The command I’m using to start the EmrEtlRunner process:
$ ./snowplow-emr-etl-runner run -c /home/ubuntu/configs/config_emr_etl_runner.yml -r resolver.js -t /home/ubuntu/targets
Output from the EmrEtlRunner command:
uri:classloader:/gems/avro-1.8.1/lib/avro/schema.rb:350: warning: constant ::Fixnum is deprecated
uri:classloader:/gems/json-schema-2.7.0/lib/json-schema/util/array_set.rb:18: warning: constant ::Fixnum is deprecated
D, [2019-06-20T15:20:17.002891 #10172] DEBUG – : Initializing EMR jobflow
D, [2019-06-20T15:20:19.525834 #10172] DEBUG – : EMR jobflow j-16QCOF4O410G0 started, waiting for jobflow to complete…
I, [2019-06-20T16:00:28.183705 #10172] INFO – : RDB Loader logs
D, [2019-06-20T16:00:28.195534 #10172] DEBUG – : Downloading s3://snowplow-emr-log/rdb-loader/2019-06-20-15-20-17/fcb2400a-2fc6-40dd-9254-e28f7a6e8275 to /tmp/rdbloader20190620-10172-jzwhho
I, [2019-06-20T16:00:28.261527 #10172] INFO – : AWS Redshift enriched events storage
I, [2019-06-20T16:00:28.271089 #10172] INFO – : RDB Loader successfully completed following steps: [Discover]
D, [2019-06-20T16:00:28.464189 #10172] DEBUG – : EMR jobflow j-16QCOF4O410G0 completed successfully.
I, [2019-06-20T16:00:28.472809 #10172] INFO – : Completed successfully
The EmrEtlRunner processes successfully but no data is sent to RedShift and I never seen this message “RDB Loader successfully completed following steps: [Discover, Load, Analyze]” only this message “RDB Loader successfully completed following steps: [Discover].”
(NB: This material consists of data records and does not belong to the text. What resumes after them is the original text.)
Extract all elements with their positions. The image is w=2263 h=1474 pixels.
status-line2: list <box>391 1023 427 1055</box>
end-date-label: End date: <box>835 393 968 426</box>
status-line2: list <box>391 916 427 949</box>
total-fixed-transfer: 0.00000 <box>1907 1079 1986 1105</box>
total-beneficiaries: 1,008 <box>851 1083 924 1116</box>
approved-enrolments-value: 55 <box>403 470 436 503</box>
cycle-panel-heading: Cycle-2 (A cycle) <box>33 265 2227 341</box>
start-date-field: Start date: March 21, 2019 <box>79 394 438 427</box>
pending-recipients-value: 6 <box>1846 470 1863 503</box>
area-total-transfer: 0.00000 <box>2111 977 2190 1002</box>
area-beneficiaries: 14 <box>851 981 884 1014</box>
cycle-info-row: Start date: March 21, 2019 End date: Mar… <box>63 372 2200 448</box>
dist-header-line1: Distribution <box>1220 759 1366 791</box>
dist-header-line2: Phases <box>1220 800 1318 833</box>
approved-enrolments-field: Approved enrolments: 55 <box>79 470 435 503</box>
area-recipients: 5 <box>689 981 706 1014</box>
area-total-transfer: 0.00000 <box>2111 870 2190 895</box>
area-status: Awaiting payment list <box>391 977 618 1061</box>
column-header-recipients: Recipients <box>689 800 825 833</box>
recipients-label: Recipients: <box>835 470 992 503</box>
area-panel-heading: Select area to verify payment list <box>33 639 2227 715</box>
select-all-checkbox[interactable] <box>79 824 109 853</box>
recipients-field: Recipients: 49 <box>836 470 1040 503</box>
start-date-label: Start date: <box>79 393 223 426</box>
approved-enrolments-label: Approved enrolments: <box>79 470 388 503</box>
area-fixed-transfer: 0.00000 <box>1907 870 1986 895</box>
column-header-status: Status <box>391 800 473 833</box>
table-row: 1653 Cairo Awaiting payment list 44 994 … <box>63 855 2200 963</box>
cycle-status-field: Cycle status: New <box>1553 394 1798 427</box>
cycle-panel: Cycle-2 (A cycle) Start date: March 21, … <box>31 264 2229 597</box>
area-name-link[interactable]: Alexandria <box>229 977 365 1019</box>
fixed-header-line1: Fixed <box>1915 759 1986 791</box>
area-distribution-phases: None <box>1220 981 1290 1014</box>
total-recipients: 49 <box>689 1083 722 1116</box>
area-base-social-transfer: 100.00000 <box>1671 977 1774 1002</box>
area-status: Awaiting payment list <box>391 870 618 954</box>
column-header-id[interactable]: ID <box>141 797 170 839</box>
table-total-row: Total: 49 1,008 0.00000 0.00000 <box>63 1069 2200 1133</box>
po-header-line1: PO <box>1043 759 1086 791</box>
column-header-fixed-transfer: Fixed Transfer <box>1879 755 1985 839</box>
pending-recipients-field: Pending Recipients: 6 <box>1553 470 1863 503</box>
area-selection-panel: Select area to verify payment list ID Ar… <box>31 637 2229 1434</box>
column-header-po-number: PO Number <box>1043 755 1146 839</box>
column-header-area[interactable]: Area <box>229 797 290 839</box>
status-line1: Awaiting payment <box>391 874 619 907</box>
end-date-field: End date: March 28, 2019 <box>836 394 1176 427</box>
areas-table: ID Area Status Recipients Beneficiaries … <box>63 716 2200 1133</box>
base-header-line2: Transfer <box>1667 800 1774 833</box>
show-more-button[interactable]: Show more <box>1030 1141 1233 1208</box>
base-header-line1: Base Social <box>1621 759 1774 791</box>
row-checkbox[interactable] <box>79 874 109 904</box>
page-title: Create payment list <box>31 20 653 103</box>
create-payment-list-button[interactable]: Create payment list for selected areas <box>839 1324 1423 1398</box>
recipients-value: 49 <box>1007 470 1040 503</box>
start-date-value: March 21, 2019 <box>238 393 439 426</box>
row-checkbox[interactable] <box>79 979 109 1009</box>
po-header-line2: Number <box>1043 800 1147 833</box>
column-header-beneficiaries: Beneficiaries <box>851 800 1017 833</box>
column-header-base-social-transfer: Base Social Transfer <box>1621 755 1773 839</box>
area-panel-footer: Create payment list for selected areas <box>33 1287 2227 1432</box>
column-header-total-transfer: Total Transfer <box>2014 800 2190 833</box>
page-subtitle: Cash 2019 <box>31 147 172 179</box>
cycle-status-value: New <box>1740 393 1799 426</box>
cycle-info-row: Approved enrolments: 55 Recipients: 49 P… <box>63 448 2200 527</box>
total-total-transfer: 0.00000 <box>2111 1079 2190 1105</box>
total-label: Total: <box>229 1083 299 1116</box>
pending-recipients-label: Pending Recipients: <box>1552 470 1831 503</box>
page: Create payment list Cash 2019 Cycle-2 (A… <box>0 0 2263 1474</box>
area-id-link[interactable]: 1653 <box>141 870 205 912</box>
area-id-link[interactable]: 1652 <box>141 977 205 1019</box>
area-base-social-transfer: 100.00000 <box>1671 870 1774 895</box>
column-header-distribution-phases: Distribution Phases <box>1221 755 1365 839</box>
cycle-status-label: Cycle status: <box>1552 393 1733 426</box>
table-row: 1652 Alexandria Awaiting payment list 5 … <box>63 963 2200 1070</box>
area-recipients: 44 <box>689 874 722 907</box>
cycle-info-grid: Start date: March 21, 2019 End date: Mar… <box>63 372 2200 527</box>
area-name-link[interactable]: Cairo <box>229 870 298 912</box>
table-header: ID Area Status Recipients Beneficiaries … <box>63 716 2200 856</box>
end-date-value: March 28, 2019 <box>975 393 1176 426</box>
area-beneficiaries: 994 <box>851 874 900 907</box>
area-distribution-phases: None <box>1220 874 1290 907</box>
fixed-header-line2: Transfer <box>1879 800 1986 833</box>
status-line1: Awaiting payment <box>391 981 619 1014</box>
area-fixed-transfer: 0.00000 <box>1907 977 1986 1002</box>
My configuration for the EMR ETL Runner:
aws:
access_key_id: "** redacted **"
secret_access_key: "** redacted **"
s3:
region: "us-west-2"
buckets:
assets: s3://snowplow-hosted-assets
jsonpath_assets:
log: "s3://snowplow-emr-log"
encrypted: false
enriched:
good: "s3://snowplow-emr-enriched-good"
archive: "s3://snowplow-emr-enriched-archive"
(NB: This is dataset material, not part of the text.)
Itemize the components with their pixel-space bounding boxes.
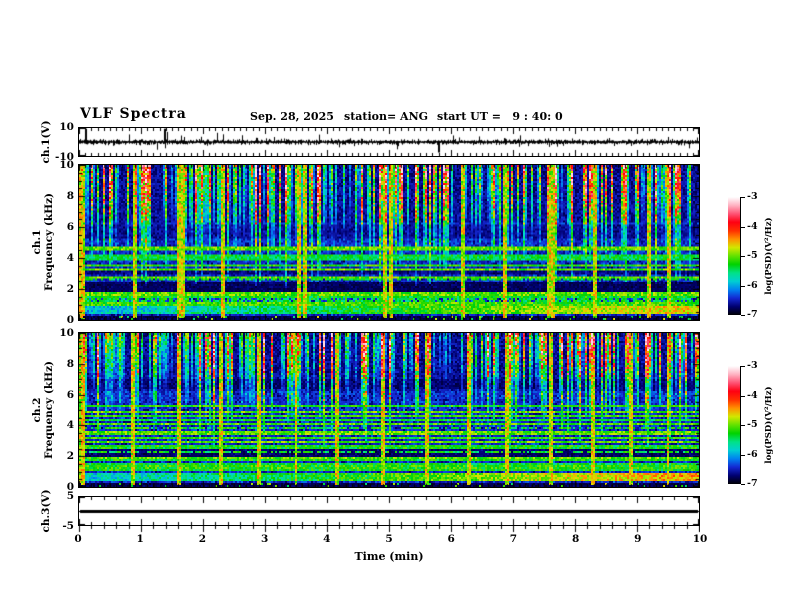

stream: "s3://snowplow-stream-enriched"
shredded:
good: "s3://snowplow-emr-shredded-good"
bad: "s3://snowplow-emr-shredded-bad"
errors:
archive: "s3://snowplow-emr-shredded-archive"
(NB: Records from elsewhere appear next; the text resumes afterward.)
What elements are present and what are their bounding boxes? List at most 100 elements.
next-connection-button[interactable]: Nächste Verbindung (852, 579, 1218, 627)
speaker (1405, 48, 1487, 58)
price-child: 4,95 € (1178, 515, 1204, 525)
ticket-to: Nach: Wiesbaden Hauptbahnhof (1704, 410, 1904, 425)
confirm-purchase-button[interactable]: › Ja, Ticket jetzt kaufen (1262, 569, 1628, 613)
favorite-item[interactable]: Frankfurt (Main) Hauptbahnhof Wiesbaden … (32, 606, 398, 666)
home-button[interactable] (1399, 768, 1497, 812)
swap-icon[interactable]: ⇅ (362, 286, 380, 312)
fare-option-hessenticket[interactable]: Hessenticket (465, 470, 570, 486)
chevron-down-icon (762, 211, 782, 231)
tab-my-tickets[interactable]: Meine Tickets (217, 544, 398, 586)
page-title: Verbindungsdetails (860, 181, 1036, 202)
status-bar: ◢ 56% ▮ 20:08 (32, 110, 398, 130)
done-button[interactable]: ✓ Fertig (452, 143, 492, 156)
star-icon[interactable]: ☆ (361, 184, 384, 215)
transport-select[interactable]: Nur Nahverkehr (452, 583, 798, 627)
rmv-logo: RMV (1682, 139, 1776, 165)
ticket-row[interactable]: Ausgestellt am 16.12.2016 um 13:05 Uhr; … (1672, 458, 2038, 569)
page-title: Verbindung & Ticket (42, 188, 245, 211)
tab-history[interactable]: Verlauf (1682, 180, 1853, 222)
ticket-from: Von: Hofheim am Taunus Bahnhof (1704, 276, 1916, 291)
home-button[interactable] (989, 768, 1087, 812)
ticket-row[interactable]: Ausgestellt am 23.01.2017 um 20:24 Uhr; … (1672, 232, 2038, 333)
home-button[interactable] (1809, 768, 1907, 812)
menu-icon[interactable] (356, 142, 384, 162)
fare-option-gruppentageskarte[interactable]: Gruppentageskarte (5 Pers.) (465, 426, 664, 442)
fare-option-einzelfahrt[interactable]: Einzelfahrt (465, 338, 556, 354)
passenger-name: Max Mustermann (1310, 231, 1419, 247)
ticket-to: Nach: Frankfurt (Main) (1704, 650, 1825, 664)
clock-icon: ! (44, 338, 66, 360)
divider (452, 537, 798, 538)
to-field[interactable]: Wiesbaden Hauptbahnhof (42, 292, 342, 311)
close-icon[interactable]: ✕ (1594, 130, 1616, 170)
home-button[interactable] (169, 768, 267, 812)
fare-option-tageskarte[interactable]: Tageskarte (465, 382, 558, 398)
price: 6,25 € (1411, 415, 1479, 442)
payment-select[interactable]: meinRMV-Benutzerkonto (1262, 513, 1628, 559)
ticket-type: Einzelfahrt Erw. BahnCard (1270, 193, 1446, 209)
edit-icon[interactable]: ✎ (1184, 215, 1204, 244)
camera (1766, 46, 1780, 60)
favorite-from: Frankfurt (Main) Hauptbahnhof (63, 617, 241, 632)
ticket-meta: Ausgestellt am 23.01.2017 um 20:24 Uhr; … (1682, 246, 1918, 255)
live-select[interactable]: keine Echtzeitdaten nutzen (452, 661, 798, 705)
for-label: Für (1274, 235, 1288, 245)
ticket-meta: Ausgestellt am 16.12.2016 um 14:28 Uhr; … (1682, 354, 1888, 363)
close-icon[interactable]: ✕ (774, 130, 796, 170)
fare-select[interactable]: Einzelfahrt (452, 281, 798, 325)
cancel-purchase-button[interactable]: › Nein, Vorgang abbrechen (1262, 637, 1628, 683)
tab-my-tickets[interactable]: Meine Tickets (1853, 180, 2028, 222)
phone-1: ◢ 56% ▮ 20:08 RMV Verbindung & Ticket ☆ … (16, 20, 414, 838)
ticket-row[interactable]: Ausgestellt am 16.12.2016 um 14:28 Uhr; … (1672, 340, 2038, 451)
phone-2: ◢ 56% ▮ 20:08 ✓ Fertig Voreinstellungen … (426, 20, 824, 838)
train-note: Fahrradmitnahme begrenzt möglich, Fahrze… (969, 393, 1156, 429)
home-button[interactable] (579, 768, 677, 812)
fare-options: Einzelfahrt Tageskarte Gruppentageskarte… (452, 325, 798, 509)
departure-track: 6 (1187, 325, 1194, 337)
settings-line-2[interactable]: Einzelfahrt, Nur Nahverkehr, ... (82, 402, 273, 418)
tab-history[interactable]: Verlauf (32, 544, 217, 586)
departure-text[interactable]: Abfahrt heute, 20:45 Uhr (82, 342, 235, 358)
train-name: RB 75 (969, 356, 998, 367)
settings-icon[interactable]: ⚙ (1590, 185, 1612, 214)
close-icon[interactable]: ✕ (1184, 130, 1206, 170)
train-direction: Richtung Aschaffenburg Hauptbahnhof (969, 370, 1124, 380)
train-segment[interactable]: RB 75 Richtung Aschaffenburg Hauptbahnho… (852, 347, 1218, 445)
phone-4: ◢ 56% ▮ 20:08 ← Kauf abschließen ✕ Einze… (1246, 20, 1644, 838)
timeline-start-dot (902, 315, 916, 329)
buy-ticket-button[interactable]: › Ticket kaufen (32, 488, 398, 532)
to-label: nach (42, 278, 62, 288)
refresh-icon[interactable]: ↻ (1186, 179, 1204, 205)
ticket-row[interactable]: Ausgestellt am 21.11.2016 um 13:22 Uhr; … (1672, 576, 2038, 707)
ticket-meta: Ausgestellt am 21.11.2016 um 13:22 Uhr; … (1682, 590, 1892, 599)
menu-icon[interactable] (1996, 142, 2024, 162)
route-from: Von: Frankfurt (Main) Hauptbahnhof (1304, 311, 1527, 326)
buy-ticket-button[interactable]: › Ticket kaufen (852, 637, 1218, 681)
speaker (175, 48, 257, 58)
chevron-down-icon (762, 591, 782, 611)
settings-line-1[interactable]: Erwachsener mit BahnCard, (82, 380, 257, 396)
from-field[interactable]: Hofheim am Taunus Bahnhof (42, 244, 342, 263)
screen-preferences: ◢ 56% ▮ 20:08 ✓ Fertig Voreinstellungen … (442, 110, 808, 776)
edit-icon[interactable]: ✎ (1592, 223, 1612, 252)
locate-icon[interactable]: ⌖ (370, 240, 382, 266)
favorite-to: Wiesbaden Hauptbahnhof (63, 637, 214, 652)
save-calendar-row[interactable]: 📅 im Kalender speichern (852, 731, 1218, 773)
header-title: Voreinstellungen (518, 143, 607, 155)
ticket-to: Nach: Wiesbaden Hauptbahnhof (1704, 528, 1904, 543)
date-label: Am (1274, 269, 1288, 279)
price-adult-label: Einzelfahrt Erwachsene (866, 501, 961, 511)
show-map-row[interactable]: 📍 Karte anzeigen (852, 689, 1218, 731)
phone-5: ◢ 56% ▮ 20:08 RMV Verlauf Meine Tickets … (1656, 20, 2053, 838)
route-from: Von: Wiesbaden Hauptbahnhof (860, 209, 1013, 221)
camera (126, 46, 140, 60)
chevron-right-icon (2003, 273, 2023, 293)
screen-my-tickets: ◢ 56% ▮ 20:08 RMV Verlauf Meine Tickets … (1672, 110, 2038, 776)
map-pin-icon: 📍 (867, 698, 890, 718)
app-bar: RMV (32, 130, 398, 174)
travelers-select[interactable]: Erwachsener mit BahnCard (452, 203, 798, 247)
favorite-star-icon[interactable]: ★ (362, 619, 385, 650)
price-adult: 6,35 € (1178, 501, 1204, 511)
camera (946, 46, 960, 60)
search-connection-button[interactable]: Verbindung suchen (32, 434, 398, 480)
consolidate_shredded_output: false
emr:
ami_version: 5.9.0
region: "us-west-2"
jobflow_role: EMR_EC2_DefaultRole
service_role: EMR_DefaultRole
placement: "us-west-2b"
ec2_subnet_id:
ec2_key_name: "snowplow"
security_configuration:
bootstrap: []
software:
hbase:
lingual:
# Adjust your Hadoop cluster below
jobflow:
job_name: Snowplow ETL
master_instance_type: m1.medium
core_instance_count: 2
core_instance_type: m1.medium
core_instance_ebs:
volume_size: 50
volume_type: gp2
volume_iops: 400
ebs_optimized: false
task_instance_count: 0
task_instance_type: m1.medium
task_instance_bid: 0.015
bootstrap_failure_tries: 3
configuration:
yarn-site:
yarn.resourcemanager.am.max-attempts: "1"
spark:
maximizeResourceAllocation: "true"
additional_info:
collectors:
format: "thrift"
enrich:
versions:
spark_enrich: 1.18.0
continue_on_unexpected_error: false
output_compression: GZIP
storage:
versions:
rdb_loader: 0.14.0
rdb_shredder: 0.13.0
hadoop_elasticsearch: 0.1.0
monitoring:
tags: {}
logging:
level: DEBUG
My targets configuration file:
{
"schema": "iglu:com.snowplowanalytics.snowplow.storage/redshift_config/jsonschema/2-1-0",
"data": {
"name": "AWS Redshift enriched events storage",
"host": "** redacted **",
"database": "sandbox",
"port": 5439,
"sslMode": "DISABLE",
"username": "** redacted **",
"password": "** redacted **",
"roleArn": "arn:aws:iam::** redacted **:role/RedshiftLoadRole",
"schema": "snowplow.events",
"maxError": 1,
"compRows": 20000,
"sshTunnel": null,
"purpose": "ENRICHED_EVENTS"
}
}
Thank you in advance for looking at this issue.